Meta plans to add an artificial intelligence app to its stable of stand-alone offerings including Instagram, Facebook and WhatsApp, according to a report Thursday by CNBC.
Meta is battling rivals including Amazon, OpenAI, Google, and Microsoft when it comes to models for powering AI, and has been incrementally weaving the technology into its platforms since launching its own AI chatbot in 2023.
An independent app devoted to AI would fit into Meta chief Mark Zuckerberg’s stated vision of having the most used AI assistant in the world.
CNBC cited people familiar with the matter as saying Meta plans to debut a standalone AI app by the middle of this year.
OpenAI CEO Sam Altman fired off a post on X, formerly Twitter, with a link to the CNBC story, writing: “OK, fine maybe we’ll do a social app.”
Meta is also planning to test a paid subscription tier for its AI platform, in a revenue generating tactic used by ChatGPT-maker OpenAI, according to the report.
Meta declined to comment for this story.
The tech giant recently reported surging profits and revenue for 2024, announcing ambitious plans to expand its artificial intelligence infrastructure in the year ahead.

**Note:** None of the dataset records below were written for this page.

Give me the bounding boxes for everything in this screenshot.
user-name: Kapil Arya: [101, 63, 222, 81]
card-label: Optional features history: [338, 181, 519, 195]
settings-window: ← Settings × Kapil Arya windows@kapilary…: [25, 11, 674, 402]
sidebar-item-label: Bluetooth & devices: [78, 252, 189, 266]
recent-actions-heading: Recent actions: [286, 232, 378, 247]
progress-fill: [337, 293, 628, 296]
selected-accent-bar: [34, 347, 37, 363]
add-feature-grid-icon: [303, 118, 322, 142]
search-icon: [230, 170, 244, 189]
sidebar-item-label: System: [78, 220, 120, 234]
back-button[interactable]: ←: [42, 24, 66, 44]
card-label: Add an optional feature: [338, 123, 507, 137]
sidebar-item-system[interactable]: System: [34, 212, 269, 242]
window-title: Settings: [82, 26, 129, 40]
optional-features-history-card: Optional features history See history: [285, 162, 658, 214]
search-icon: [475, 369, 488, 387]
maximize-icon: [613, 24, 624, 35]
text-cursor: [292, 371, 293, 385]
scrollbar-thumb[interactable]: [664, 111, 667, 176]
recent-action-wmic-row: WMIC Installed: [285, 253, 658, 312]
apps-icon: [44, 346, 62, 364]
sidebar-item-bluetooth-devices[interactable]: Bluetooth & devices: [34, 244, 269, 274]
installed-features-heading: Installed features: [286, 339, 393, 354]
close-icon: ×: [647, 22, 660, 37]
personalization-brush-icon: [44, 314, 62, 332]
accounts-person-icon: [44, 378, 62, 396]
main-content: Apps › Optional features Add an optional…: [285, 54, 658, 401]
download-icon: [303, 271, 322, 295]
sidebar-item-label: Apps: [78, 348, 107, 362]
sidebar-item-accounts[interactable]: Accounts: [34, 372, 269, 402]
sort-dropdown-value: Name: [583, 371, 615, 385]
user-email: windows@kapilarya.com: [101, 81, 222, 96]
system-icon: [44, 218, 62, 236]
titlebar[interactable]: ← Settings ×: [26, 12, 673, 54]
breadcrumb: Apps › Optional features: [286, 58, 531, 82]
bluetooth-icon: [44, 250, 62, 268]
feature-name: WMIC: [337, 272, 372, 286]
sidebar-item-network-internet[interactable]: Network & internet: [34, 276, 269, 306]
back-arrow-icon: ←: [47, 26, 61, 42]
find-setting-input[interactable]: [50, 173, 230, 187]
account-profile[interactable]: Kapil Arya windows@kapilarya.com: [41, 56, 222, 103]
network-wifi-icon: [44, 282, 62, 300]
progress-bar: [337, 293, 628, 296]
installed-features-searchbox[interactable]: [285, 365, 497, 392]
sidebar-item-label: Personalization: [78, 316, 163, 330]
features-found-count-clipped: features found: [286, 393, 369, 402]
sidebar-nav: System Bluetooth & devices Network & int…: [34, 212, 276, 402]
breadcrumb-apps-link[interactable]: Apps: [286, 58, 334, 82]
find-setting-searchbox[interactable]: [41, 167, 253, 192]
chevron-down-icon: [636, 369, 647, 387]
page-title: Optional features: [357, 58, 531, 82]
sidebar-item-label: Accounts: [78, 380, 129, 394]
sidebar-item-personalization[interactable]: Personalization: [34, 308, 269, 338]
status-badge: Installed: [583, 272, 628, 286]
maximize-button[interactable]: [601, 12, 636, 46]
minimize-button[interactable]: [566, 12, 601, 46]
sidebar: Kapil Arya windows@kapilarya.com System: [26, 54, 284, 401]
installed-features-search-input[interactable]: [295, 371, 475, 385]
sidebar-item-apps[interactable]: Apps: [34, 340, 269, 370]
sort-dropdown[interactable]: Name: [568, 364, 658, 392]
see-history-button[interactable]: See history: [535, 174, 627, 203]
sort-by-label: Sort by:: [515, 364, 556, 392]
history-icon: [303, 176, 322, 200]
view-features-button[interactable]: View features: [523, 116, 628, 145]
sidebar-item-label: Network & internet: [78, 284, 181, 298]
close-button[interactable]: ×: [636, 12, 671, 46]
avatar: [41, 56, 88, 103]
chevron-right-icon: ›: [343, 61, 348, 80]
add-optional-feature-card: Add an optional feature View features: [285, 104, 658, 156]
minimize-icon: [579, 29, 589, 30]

“I expect this is going to be the year when a highly intelligent and personalized AI assistant reaches more than 1 billion people, and I expect Meta AI to be that leading Assistant,” CEO Mark Zuckerberg said on the earnings call.
The rise of Chinese startup DeepSeek’s more economical AI model has reportedly prompted Meta to establish war rooms to study and potentially adapt the innovations for its own Llama AI models.
Meta fires employees for leaks
Meta on Thursday said it had laid off 20 workers for leaking information to the media, as the social media giant faces pressure over the recent political shift of its boss Mark Zuckerberg towards US President Donald Trump.
“We tell employees when they join the company, and we offer periodic reminders, that it is against our policies to leak internal information, no matter the intent,” a Meta spokesperson said, confirming a story first reported in The Verge.
“We recently conducted an investigation that resulted in roughly 20 employees being terminated for sharing confidential information outside the company, and we expect there will be more,” the company added.
“We take this seriously, and will continue to take action when we identify leaks.”
The round of firings came following a recent series of reports based on Zuckerberg’s meetings with employees.
In one meeting, first reported by The Verge, Zuckerberg told employees he would no longer be forthcoming with information because “we try to be really open and then everything I say leaks. It sucks.”
He also warned them to “buckle up” for the coming year and said that Meta would be a productive partner with the White House.
Tech leaders have broadly fallen in line around Trump since he won the election in November, with Zuckerberg making a particular turn towards the Republican since his return to office.
Zuckerberg has multiplied his advances towards Trump, who last summer threatened the tech tycoon with life imprisonment after Meta excluded the president from Facebook in January 2021 for encouraging the assault on the Capitol.
The CEO and founder has dined with the Republican on several occasions, donated to the president’s inauguration fund, eased up on content moderation, and ended Facebook’s US fact-checking program in an effort to draw closer to the new Republican leadership in Washington.
His longtime political affairs boss was also replaced by a prominent Republican, and he named Trump ally Dana White to his board after the US election.
The measures align with the conservative views of the president and his allies, as well as masculinist entertainers and personalities like Elon Musk.
On the Joe Rogan podcast, Zuckerberg complained that “a lot of the corporate world is pretty culturally neutered” and that embracing masculine energy “is good.”